Traditions and customs in Britain.
Every nation and every country has its own customs and traditions. In Britain traditions play a more important part in people's life than in other countries.
The British are proud of their traditions and carefully keep them up. Some ceremonies are rather formal, such as the Changing of the Guard at Buckingham Palace, Trooping the Colour, the State opening of Parliament. Sometimes you will see a group of cavalrymen riding on black horses through the streets of London. They wear red uniforms, shining helmets, long black boots and long white gloves. These men are Life Guards. Their special duty is to guard the king or the queen of Great Britain and very important guests of the country.
To this day a British family prefers a house with a fireplace and a garden to a flat in a modern house with central heating. Most British love gardens. Sometimes the garden in front of the house is a little square covered with cement painted green in imitation of grass and a box of flowers. They love flowers very much.
The British like animals very much, too. Pet dogs, cats, horses, ducks, chickens, canaries and other friends of man have a much better life in Britain than anywhere else. In Britain they have special dog shops selling food, clothes and other things for dogs. In recent years the British began to show love for more "exotic" animals such as crocodiles, elephants, tigers, cobras, camels.

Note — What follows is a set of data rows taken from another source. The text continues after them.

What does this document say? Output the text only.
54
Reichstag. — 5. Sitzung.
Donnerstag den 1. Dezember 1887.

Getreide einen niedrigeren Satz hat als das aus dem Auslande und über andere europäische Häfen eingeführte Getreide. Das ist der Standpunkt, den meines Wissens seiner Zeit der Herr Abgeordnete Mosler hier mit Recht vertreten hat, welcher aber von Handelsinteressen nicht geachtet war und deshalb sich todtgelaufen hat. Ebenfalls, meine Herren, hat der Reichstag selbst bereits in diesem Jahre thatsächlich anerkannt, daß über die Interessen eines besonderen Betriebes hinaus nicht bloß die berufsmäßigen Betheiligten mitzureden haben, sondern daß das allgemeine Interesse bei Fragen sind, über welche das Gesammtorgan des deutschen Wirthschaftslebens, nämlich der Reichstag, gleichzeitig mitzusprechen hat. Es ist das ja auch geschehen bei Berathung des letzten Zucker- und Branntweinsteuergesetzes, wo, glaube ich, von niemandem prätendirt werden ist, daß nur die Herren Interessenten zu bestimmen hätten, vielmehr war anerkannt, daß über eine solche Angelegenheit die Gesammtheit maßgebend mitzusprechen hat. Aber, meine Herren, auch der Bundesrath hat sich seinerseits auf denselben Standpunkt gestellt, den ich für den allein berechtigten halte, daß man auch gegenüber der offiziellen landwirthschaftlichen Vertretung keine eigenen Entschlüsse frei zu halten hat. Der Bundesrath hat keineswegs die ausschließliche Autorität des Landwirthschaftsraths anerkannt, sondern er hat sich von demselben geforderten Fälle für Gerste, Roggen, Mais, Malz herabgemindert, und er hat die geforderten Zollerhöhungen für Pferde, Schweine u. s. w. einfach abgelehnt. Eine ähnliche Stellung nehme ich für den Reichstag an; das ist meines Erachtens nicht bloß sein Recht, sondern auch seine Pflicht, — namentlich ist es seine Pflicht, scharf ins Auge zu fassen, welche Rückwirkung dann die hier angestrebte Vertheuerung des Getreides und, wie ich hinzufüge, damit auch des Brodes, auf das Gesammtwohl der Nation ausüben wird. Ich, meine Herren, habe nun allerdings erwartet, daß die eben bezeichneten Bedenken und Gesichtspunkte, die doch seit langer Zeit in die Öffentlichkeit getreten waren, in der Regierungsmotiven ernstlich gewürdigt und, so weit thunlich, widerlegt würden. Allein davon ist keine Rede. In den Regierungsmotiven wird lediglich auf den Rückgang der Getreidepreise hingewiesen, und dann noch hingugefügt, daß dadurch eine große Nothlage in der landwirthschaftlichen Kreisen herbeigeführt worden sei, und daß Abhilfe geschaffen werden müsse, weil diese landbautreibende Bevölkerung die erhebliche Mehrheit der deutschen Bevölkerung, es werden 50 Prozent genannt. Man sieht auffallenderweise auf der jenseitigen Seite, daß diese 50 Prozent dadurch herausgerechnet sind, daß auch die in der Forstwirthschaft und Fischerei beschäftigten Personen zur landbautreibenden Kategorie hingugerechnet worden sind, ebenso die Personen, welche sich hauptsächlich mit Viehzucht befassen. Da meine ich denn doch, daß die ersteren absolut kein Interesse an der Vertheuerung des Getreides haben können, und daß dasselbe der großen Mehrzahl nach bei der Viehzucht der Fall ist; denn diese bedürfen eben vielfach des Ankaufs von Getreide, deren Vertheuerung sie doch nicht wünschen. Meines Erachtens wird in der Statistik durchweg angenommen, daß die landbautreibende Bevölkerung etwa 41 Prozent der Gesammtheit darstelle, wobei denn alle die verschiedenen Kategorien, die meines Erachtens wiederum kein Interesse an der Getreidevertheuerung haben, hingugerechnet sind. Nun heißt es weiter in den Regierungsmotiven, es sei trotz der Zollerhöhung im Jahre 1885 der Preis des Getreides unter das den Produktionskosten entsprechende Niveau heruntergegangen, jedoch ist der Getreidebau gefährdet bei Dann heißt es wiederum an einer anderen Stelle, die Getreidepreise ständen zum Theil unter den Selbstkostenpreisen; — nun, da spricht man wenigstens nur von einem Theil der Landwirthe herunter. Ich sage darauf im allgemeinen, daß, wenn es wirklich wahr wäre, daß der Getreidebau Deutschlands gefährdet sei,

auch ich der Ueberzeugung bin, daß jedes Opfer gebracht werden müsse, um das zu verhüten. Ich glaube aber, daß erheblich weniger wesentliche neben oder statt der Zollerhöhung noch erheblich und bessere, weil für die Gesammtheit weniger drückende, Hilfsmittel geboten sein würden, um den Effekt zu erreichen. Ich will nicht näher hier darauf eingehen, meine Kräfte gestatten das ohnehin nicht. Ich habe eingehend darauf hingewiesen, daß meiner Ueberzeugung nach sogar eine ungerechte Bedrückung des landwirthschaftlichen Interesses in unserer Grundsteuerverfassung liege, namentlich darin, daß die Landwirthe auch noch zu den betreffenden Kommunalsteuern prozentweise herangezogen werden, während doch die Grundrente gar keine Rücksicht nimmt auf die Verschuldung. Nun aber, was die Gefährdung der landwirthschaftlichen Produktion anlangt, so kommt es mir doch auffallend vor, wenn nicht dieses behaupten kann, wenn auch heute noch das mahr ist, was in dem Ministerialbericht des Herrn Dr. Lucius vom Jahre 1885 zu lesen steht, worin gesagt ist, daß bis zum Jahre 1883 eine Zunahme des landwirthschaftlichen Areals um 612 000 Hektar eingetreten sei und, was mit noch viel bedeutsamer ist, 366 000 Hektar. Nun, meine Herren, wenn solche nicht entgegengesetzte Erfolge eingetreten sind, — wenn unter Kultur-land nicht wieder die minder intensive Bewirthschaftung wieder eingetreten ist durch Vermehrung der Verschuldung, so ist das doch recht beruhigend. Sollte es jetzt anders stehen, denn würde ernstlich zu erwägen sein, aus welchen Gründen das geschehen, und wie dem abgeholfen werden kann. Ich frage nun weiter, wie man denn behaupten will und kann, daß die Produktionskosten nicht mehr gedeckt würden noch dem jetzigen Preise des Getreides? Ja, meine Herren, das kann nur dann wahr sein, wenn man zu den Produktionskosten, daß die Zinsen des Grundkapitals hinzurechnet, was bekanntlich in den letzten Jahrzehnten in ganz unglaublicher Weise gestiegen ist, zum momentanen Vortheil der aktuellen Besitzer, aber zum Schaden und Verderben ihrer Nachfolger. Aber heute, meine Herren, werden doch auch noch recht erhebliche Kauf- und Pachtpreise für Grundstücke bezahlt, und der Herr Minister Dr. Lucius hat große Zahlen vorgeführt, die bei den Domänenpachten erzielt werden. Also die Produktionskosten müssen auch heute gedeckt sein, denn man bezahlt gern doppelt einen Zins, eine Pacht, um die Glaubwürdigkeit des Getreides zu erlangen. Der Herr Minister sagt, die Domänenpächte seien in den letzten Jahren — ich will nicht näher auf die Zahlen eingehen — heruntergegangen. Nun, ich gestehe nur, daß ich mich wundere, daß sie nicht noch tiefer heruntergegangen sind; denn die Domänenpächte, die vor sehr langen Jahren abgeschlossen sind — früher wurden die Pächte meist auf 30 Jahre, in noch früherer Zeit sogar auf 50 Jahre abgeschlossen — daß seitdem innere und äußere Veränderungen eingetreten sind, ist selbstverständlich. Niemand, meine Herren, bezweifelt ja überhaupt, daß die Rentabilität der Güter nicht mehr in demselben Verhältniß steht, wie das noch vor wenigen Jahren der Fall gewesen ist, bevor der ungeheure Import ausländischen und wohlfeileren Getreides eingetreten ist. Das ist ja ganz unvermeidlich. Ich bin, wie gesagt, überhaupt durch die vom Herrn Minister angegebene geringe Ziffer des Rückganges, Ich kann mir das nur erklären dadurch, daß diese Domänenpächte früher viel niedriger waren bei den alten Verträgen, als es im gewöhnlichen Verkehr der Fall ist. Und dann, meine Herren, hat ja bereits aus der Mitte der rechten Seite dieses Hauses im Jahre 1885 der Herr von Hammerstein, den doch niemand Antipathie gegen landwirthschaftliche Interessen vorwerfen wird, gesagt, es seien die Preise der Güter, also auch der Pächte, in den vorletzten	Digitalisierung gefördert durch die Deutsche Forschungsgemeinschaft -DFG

Holidays are especially rich in old traditions and are different in Scotland, Ireland, Wales and England. Christmas is a great English national holiday and in Scotland it is not observed at all. But six days later, on New Year's Eve the Scots begin to enjoy themselves. All the shops and factories are closed on New Year's Day. People invite their friends to their houses. Greetings and presents are offered.
Some British traditions are strange, some are funny, but they are all interesting.